I will not be quantitatively tracking my energy or satiety during this project, but I will qualitatively track these factors during the experiment. Basically, I may ask myself two questions every evening: “How was my energy today?” and “How was my satiety today?” At the end of the month, I’ll see if there were any trends in the qualitative data.
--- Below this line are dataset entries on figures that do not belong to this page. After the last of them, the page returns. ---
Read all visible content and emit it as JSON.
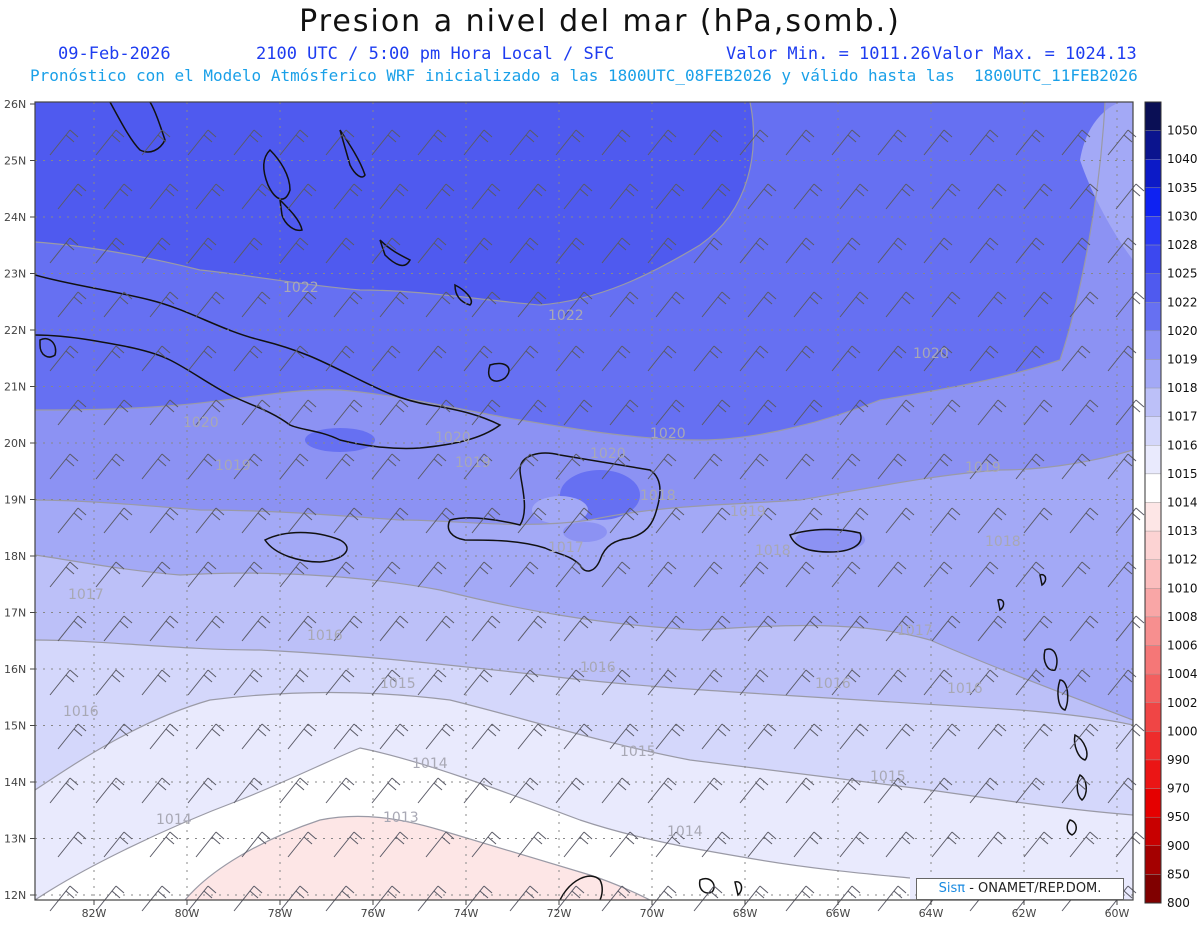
{
  "header": {
    "title": "Presion a nivel del mar (hPa,somb.)",
    "date": "09-Feb-2026",
    "time": "2100 UTC / 5:00 pm Hora Local / SFC",
    "min": "Valor Min. = 1011.26",
    "max": "Valor Max. = 1024.13",
    "model": "Pronóstico con el Modelo Atmósferico WRF inicializado a las 1800UTC_08FEB2026 y válido hasta las  1800UTC_11FEB2026"
  },
  "axes": {
    "lat_labels": [
      "26N",
      "25N",
      "24N",
      "23N",
      "22N",
      "21N",
      "20N",
      "19N",
      "18N",
      "17N",
      "16N",
      "15N",
      "14N",
      "13N",
      "12N"
    ],
    "lon_labels": [
      "82W",
      "80W",
      "78W",
      "76W",
      "74W",
      "72W",
      "70W",
      "68W",
      "66W",
      "64W",
      "62W",
      "60W"
    ]
  },
  "isobar_labels": [
    "1022",
    "1022",
    "1020",
    "1020",
    "1020",
    "1020",
    "1020",
    "1019",
    "1019",
    "1019",
    "1019",
    "1018",
    "1018",
    "1018",
    "1017",
    "1017",
    "1017",
    "1016",
    "1016",
    "1016",
    "1016",
    "1016",
    "1015",
    "1015",
    "1015",
    "1014",
    "1014",
    "1014",
    "1013"
  ],
  "colorbar": {
    "labels": [
      "1050",
      "1040",
      "1035",
      "1030",
      "1028",
      "1025",
      "1022",
      "1020",
      "1019",
      "1018",
      "1017",
      "1016",
      "1015",
      "1014",
      "1013",
      "1012",
      "1010",
      "1008",
      "1006",
      "1004",
      "1002",
      "1000",
      "990",
      "970",
      "950",
      "900",
      "850",
      "800"
    ],
    "colors": [
      "#0a0f55",
      "#0b148e",
      "#0c1ac7",
      "#0e22f2",
      "#2a39f5",
      "#3c48ef",
      "#4f5aef",
      "#6670f2",
      "#8c92f3",
      "#a3a9f6",
      "#bcc0f8",
      "#d4d7fb",
      "#e9eafd",
      "#ffffff",
      "#fde6e6",
      "#fcd3d3",
      "#fbbdbd",
      "#f9a6a6",
      "#f78f8f",
      "#f57777",
      "#f35f5f",
      "#f04545",
      "#ee2c2c",
      "#eb1515",
      "#e50000",
      "#c80000",
      "#a40000",
      "#800000"
    ]
  },
  "credit": {
    "sis": "Sisπ",
    "org": "- ONAMET/REP.DOM."
  }
}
So, beyond “cooking more” and “avoiding heavily processed foods,” how do I intend to perform this experiment? What am I changing in my daily life?

Changes in Food Choice

If you want to replicate this study, the changes you make to your daily life will definitely be different. Additional changes will become apparent as I proceed with the experiment, but some changes I already anticipate making include,

  • Use brown rice instead of white rice (red and forbidden rice are good options, too). My wife and I normally each eat half a cup (dry) of rice with supper daily.
  • Use steel-cut oats instead of instant or rolled/traditional oats. I eat half a cup (dry) of oatmeal every morning with breakfast.
  • Buy organic, grass-fed/pasture-raised milk, cream, butter, and any other dairy products.
  • Buy organic, free-range eggs.
  • Use flour that is unbleached and unenriched.
  • Use unrefined, extra virgin, cold-pressed, expeller-pressed, and other minimally or unprocessed oils.
  • Buy organic, grass-fed/pasture-raised ruminant meats and organic, free-range/pasture-raised whole chickens.
  • Buy chocolate made without soy lecithin and alkali.
  • Stop consumption of frozen pizzas, boxed macaroni & cheese, and other prepared or almost-entirely prepared meals.

Exceptions

There are exceptions to every rule. While I am changing many of the foods I eat on a daily basis, I am not changing some common foods and ingredients. Among these are,

  • Corn starch. We primarily use it in sauces and my wife’s homemade hot chocolate. I may try arrowroot powder, but I think we’ll continue using corn starch.
  • Baking soda and baking powder. I’m currently unaware of substitutes for these two ingredients when baking. I may find something, but I generally consider the “pro” of homemade bread and other baked goods to outweigh the “con” of these two heavily processed ingredients.
  • Whey protein powder. I use a verified low-toxicity, rBST-free whey protein powder on a daily basis. I know it’s heavily processed and I consider this my one big cheat food during this experiment, but I think it’s a big “pro” in my daily diet because I otherwise don’t eat enough protein and it’s a tasty reward that reinforces a healthy habit, my exercise routine.

Goals

My goal for this experiment is to improve my engagement with food by learning to cook, cooking more, and being more mindful about my shopping and consumption. I also hope to improve my energy, satiety, body fat percentage, and environmental footprint via these dietary choices, but I do not expect these improvements as outcomes of the experiment. I’ll be back in early May with a summary of the experiment. Until then.

[Edit 12 April 2020.

Sorry, folks. I said I’d add my measurements, but forgot to. Here they are. I track my weight in pounds, waist in inches, and hips in inches every week, then calculate my BMI, Body Fat Percentage, and Waist/Hip ratio. I use formulas and ratings available on bmi-calculator.net.

Measurements

Figure 1: Measurement Numbers

A table listing the measurements for my Body Mass Index, Body Fat Percentage, and Waist to Hip ratio. Measured weekly from 4 February 2020 to 12 April 2020.

Figure 2: Measurement Ratings

A table listing the ratings for my Body Mass Index, Body Fat Percentage, and Waist to Hip ratio.